David: Question number four … what’s your favorite gardening book?
David: Question number five … what’s the #1 thing every gardener should try to grow next year?
Richard: Good one! It has to be, an obvious one, strawberries. I need to grow strawberries. When my neighbor gave me 2 pannets of fresh strawberries to eat and the kids just sat there eating them, they were so nice, so sweet. I don’t think you can beat them.
David: Do you have U-Pick strawberries in the UK?
Richard: Yes! We call it Pick-Your-Own.
David: I remember as a kid it was pick one eat one, then pick two eat one. Where I grew up as a kid it was sandy soil so there were loads of raspberries.
Richard: I like raspberries too.
David: We have a little raspberry patch we started with 2 canes from the garden center and its now nearly 25 square feet!
Richard: They soon spread under the ground, don’t they?

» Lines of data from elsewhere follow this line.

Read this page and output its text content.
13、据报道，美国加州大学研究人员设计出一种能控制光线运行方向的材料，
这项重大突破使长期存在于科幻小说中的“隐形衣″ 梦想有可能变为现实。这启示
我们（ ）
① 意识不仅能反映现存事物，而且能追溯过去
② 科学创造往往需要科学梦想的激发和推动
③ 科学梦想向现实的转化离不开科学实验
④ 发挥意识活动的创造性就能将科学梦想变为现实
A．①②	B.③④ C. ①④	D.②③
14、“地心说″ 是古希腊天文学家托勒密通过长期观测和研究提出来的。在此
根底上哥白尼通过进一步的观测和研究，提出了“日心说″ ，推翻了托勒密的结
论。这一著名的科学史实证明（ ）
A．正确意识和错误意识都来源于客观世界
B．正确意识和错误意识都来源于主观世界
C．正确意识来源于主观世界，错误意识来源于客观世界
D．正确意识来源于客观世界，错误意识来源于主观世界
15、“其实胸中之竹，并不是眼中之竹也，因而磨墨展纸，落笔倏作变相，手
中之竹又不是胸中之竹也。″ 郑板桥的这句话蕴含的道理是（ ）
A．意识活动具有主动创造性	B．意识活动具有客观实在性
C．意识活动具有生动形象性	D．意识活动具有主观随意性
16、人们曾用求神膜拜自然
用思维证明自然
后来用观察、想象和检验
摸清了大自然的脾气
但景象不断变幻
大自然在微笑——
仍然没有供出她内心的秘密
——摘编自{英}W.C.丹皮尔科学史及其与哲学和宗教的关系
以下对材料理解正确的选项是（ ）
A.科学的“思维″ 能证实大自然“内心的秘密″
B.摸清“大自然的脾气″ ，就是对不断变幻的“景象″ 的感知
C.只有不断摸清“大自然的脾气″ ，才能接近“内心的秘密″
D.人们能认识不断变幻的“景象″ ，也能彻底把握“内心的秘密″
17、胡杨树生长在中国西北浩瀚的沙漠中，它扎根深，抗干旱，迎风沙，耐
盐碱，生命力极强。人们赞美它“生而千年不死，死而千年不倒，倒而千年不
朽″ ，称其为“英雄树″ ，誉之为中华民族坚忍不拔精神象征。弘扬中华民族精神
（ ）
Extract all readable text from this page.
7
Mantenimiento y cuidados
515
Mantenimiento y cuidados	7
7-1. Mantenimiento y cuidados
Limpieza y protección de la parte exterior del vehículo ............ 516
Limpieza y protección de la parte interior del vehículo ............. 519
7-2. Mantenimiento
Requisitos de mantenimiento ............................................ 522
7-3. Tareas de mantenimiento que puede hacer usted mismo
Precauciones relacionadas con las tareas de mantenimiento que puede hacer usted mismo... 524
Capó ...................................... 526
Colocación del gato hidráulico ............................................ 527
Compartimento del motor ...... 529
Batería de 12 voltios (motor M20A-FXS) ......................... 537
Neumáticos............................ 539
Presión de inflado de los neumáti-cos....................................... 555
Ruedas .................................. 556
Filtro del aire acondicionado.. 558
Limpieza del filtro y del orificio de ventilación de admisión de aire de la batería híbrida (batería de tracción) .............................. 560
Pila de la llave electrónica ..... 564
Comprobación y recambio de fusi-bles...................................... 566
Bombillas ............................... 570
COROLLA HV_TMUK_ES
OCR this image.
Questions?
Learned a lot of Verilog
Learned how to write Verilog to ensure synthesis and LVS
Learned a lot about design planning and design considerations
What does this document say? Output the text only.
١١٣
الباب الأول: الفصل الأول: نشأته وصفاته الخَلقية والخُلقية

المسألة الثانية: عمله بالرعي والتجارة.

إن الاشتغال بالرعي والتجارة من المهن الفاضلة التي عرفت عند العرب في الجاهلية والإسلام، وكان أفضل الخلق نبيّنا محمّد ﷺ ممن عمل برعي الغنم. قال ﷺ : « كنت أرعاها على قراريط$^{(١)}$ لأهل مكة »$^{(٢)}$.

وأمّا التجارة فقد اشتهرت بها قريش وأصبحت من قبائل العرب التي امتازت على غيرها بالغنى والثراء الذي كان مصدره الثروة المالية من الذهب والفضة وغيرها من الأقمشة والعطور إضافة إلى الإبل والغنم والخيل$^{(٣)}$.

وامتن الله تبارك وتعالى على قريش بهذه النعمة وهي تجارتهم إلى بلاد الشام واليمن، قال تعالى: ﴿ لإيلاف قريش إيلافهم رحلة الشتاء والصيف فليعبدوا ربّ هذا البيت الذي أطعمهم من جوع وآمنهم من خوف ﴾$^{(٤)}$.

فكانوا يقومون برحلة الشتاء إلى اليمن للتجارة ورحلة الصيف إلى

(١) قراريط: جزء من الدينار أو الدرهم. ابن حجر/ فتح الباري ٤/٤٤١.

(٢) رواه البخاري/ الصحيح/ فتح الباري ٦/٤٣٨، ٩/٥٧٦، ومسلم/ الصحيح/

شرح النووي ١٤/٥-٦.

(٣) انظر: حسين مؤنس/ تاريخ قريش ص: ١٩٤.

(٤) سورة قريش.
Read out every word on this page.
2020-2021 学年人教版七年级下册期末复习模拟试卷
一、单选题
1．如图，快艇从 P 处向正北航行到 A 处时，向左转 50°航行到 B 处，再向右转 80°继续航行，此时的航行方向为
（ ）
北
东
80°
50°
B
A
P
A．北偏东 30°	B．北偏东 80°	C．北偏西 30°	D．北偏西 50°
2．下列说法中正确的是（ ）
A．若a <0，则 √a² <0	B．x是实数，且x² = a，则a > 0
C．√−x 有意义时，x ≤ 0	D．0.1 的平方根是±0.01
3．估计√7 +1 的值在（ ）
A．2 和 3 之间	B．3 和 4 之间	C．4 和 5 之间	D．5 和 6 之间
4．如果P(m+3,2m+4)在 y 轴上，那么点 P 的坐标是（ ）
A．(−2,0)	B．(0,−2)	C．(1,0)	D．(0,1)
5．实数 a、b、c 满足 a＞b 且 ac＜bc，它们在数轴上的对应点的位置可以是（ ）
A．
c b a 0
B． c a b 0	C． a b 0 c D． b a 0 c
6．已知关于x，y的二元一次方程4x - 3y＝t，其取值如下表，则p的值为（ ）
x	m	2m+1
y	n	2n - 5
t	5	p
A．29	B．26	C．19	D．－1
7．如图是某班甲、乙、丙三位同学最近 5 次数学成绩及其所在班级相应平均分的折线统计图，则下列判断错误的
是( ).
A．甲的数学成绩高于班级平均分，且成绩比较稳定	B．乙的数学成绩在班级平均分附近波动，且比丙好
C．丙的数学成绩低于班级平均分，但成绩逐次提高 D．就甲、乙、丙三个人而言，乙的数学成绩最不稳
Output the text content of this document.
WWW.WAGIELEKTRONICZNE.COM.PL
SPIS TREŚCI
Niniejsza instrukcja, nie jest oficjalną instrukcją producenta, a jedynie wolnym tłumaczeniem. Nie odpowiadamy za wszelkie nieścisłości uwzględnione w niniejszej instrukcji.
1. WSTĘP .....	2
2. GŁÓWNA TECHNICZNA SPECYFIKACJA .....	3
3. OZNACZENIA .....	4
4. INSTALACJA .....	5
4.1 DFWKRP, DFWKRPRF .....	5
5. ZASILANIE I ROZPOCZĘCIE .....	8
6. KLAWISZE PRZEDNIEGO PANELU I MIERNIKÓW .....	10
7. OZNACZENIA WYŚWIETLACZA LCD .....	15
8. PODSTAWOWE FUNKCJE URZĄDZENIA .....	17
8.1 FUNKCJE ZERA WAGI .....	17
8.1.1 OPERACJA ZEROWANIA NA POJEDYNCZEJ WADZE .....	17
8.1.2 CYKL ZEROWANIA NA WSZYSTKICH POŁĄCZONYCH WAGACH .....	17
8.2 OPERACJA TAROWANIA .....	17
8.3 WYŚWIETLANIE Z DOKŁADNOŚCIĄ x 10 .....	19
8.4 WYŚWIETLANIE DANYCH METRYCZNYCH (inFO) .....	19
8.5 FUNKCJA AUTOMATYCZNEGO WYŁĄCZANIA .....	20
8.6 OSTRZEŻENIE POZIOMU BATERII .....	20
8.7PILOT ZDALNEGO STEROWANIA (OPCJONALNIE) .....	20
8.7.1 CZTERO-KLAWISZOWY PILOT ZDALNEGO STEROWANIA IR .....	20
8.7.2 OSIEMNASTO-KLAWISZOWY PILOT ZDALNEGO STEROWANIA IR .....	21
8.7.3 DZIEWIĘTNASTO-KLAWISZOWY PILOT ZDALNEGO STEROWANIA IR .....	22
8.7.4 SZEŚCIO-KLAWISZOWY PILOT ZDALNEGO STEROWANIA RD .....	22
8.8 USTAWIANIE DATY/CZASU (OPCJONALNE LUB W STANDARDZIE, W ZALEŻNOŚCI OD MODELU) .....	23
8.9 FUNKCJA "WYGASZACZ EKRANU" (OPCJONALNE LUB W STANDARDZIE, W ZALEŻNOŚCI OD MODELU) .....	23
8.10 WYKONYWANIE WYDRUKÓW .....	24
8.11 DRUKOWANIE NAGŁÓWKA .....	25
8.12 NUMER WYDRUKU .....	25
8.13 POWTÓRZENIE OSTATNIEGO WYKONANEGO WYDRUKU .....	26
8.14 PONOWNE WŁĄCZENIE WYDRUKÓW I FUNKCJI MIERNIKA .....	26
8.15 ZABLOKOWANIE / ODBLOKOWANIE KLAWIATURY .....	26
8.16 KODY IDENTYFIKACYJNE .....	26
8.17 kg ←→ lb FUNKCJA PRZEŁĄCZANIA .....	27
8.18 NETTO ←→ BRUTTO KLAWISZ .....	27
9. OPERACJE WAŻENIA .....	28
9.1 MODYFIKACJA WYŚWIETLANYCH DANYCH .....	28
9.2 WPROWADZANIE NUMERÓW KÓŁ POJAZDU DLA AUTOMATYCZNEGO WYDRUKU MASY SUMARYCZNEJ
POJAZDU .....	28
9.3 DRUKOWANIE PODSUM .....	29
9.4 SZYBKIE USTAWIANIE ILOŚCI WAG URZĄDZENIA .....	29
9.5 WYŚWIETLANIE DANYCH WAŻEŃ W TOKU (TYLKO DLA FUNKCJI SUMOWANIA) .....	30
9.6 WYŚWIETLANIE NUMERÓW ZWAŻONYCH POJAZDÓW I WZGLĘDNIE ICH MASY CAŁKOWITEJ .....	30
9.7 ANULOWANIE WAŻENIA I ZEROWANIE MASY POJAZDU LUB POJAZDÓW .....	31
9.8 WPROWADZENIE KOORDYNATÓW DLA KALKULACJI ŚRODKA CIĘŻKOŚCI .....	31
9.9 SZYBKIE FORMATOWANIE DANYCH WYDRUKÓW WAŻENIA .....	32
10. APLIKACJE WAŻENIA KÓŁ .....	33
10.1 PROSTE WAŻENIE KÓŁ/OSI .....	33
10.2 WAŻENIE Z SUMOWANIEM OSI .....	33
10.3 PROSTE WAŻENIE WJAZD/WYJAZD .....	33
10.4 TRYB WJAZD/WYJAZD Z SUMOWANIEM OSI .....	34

David: They do. And I have no complaints because I like them so much.
Richard: Do you grow the spring ones or the autumn ones?
David: Definitely summer ones. So everyone should grow strawberries. Our climate, our winters are so rough people cover their strawberries with straw in the fall. But your winters you leave them alone and they come up in the spring?
Richard: They might get frostbitten a bit on the edges but they are hardy to our climate.
David: You know Richard a half hour goes by very quick. I want everyone listening who isn’t in front of their computers when they get home to go to Richard’s blog follow Richard on YouTube and follow him on Twitter. I want to thank you for being on the show Richard. Do you have a message of encouragement or gardening wisdom that you can share with our listeners?
Richard: That’s a good one. I would say have fun. Don’t stress too much because it happens to everyone.
David: Richard is writing about the Guide To Starting An Allotment. He’s video blogging about his 3500 square foot allotment, head over and check it out. Thank you for sharing your allotment plot gardening tips and thanks so much for being a guest on the gardening podcast today.